O Jornalismo e o sensacionalismo

O Nuno Ramos de Almeida, no i, escreveu um artigo sobre o jornalismo que muito agradou a dois velhos amigos meus. Foram eles os culpados por eu ter ido ler e, indirectamente, causadores de eu ter de escrever a discordar (nas conclusões) com o Nuno Ramos de Almeida – o que me custa, confesso.

Vou começar pelo fim. O Nuno Ramos de Almeida (NRA) recorda a tiragem do “Diário de Notícias” e de “O Século” nos inícios do século XX (100 mil exemplares/dia cada um) e compara com a realidade actual afirmando que não foram eles, os leitores, que desapareceram mas, “os jornais, a comunicação social e os jornalistas que não estão a cumprir devidamente o seu papel de informar com qualidade. O que fazem não serve“. O NRA aqui ignorou, olimpicamente, a realidade.

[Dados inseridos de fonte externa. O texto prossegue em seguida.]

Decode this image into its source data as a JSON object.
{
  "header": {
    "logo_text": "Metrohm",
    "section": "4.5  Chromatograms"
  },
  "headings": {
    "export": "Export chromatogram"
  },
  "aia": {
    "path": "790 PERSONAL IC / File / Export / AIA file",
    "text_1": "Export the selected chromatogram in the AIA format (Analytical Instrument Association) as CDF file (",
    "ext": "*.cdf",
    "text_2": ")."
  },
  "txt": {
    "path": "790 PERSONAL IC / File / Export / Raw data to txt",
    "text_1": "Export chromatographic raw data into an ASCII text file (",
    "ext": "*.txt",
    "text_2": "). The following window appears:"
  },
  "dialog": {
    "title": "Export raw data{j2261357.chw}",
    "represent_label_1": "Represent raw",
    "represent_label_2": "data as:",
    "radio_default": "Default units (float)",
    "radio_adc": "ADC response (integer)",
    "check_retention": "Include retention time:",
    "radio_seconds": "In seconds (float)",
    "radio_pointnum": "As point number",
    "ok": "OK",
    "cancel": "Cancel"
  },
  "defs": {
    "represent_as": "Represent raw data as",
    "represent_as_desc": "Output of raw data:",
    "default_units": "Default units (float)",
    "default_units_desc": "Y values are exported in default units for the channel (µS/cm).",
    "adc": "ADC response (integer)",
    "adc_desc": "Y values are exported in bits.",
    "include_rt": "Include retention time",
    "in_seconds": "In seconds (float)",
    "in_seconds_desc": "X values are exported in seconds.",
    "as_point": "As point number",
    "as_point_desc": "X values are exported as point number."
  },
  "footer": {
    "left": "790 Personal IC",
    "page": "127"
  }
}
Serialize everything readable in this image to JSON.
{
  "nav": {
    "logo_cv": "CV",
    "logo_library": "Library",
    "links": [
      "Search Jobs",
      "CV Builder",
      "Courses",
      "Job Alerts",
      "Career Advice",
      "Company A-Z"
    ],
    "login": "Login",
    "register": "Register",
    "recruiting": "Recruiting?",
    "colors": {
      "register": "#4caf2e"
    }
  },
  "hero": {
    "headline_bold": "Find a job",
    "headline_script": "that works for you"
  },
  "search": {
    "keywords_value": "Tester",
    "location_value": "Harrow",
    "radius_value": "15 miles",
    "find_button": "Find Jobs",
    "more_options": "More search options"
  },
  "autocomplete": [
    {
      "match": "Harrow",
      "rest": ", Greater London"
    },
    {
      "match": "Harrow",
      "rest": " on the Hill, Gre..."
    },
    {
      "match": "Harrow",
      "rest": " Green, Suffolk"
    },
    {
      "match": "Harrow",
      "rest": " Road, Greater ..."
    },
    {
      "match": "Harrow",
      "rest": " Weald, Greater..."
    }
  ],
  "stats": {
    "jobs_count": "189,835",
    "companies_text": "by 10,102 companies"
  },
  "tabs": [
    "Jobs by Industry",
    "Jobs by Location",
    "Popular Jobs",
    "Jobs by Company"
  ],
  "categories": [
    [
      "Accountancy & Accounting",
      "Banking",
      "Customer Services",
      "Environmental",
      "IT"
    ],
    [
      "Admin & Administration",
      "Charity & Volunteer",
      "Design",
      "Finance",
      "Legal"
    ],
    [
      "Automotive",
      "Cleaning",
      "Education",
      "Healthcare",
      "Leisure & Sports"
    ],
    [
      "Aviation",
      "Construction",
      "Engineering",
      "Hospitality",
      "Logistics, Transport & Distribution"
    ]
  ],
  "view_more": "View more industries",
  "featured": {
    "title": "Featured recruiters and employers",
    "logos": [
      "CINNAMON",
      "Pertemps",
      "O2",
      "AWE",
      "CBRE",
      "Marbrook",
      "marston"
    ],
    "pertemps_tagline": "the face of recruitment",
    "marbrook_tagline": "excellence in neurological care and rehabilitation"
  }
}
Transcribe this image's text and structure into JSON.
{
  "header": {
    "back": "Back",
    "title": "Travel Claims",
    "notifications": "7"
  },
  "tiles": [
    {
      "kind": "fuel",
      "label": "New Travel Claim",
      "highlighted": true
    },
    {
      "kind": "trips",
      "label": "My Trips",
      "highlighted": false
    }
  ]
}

Ou seja, os jornais no início do século XX não concorriam com a internet, as redes sociais, a televisão, etc.

Eu admito e até concordo com boa parte do que o NRA escreveu sobre o jornalismo actual. O problema, na minha modesta opinião, é outro. Se queremos fazer jornalismo a sério, se queremos ter jornais dignos desse nome então temos de os pagar. E esse é o problema. Não é possível ter jornalismo verdadeiramente isento e imune a pressões enquanto um jornal para sobreviver precise da publicidade. E para isso necessário será ter consumidores que estejam dispostos a pagar o preço justo de capa. Melhor dito, se um jornal tiver um preço de capa que, por si só e em conjunto com as assinaturas, suporte todos os custos do mesmo. Ora, eu tenho sérias dúvidas que isso se consiga. Pelo menos em papel. Sérias dúvidas. Primeiro por não acreditar que existam assim tantos consumidores disponíveis e, por outro lado, com o digital, seria quase impossível.

Tendo os consumidores “normais” fugido do papel para o digital, quem sobrou? Os consumidores que gostam de sangue e os aficcionados do papel (uma espécie em vias de extinção). Por isso mesmo, os “maluquinhos” que ainda investem em jornais, como querem o retorno do seu investimento e o óbvio lucro, seguem este caminho. Um mau caminho segundo o NRA. O caminho óbvio, direi eu, de quem investe e quer ter resultados. Vamos ser pragmáticos: se não fosse a SONAE a suportar os prejuízos o Público ainda existia? Se não fosse o investimento brutal que Joaquim Oliveira fez e que procura, desesperadamente recuperar, será que o DN ainda estaria nas bancas? Se não fosse a força comercial da marca JN, será que ainda existia o único diário do Norte de Portugal? E no caso do i nem falo pois o NRA saberá bem melhor do que eu. Ou seja, o problema está, desde logo, nos consumidores que restam, na dependência da publicidade (pescadinha de rabo na boca) e no digital, para o qual ainda não se encontrou a fórmula que permita a sobrevivência do jornalismo de investigação ou, por exemplo, do jornalismo de guerra.

O sensacionalismo é o culpado? Não me parece. Ele, como dizem do outro, sempre viveu no meio de nós. A coisa é um pouco mais complexa. Penso eu….

Comments

  1. O que concluo de mais relevante do post, é que
    FMS lhe custa escrever, quando discorda da opinião
    de um amigo.

  2. Não deixa de ser lúgubre que NRA escreva esta coluna precisamente no “i” um jornal sem dinheiro para pagar a colaboradores e que despediu mais de metade da redacção para se manter a flutuar…

  3. Já tive oportunidade de responder ao meu amigo FMSá concordando e discordando com ele ao mesmo tempo. O diretor do I no meu entender está carregado de razão. A falta de interesse das pessoas em comprar jornais tem muito mais a ver com a fraca qualidade dos mesmos do que a “fuga” de leitores para a Internet. A Internet não é inimiga da imprensa, como a TV não é inimiga da imprensa, bem como a rádio. São complementos. O maior inimigo da imprensa é ela própria, que se habituou a dar brindes, em vez de publicarem notícias que não trazem nada de novo a ninguém. No artigo publicado pelo diretor do jornal I refere-se que no início do século XX o numero de iletrados era muito grande. Praticamente as crianças chegavam aos 12/13 anos sem escolaridade completa feita e iam trabalhar. Acrescento ainda a isto que o numero de jovens era incomparávelmente maior ao numero de jovens de hoje. A taxa de natalidade tem vindo a decair de forma brusca. Esse numero de iletrados corresponde grosso modo àqueles que migraram do papel para a internet. A internet não pode, não deve e não é desculpa para o jornalismo que se faz em Portugal.